I've eaten a lot of barbecues in the southeast US and some are pretty good. But the majority are dry and tough, almost like it's supposed to be that way so that they can then be rescued with a lot of sauce.

I get all kinds: pulled pork, ribs, chopped brisket, sliced brisket, chicken, beef short rib (this one is rarely dry).

It helps to add that I grew up in Taiwan and "barbecue" I ate growing up were tender, juicy, fatty stuff. Think Cantonese BBQ, or Cuban Asada. I've lived in the US for a long time now so I am used to BBQ style here.
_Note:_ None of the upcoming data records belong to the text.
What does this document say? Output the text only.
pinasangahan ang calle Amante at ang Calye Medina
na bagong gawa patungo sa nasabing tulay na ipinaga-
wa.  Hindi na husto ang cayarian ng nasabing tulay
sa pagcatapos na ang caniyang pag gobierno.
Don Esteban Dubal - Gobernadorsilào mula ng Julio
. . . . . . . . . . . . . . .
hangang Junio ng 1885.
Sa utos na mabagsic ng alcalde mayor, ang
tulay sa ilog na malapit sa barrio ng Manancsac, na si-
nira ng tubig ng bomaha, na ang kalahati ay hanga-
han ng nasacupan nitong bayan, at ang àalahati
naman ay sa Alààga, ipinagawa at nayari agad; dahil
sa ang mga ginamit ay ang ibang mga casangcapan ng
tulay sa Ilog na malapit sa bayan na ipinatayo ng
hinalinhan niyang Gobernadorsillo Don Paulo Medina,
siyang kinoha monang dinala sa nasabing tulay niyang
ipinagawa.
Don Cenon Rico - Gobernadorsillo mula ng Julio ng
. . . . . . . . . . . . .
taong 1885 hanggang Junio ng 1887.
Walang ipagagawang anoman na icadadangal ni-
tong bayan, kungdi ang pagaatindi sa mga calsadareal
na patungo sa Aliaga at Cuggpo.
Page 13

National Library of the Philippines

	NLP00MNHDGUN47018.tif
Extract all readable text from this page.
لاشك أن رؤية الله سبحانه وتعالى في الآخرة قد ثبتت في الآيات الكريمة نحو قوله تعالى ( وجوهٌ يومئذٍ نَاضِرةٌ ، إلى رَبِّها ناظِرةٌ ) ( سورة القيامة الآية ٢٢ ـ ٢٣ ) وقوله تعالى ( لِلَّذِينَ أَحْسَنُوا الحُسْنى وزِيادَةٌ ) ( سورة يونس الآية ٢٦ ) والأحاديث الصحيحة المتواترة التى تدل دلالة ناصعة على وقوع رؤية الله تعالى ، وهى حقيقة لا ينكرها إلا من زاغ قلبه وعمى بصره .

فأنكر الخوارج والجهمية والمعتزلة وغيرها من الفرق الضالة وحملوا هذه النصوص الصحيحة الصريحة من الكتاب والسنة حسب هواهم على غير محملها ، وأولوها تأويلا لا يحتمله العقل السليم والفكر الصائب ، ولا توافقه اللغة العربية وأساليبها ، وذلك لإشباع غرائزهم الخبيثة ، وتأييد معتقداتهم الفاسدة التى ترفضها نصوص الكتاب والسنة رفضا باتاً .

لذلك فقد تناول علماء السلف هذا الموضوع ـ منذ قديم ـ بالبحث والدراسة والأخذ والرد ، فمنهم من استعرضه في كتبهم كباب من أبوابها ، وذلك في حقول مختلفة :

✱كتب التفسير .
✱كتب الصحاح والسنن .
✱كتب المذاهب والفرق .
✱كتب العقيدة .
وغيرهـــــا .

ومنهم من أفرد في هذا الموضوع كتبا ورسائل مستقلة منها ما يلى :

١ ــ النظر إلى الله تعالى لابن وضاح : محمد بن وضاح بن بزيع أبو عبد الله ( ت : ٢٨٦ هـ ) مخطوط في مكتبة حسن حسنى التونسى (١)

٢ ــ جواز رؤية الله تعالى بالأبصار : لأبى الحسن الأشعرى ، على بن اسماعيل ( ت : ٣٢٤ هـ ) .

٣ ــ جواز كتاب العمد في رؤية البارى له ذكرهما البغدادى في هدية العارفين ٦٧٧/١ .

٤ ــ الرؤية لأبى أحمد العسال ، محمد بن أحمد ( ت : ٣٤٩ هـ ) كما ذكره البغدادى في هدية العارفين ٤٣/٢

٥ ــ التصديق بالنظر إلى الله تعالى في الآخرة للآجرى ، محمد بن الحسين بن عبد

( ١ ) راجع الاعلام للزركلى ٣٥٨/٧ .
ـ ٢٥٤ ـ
But when my in-laws came to visit recently and had some sliced brisket, they were shocked by the dryness and toughness (it's like jerky to them). I initially thought about defending the US BBQ style but after thinking a while I thought it's honest to say that I almost expect the meat to be kind of dry whenever I try yet another BBQ place.

Am I being unfair or is there some truth to this?

Excluding chains, I've been to 10+ places in the Atlanta area. Blowing Smoke in Savannah. Phil's in Efaula (very good). 7+ places in FL. 3~4 places in TN and NC. Don't get me wrong, some stuff I had at some of these places were really good!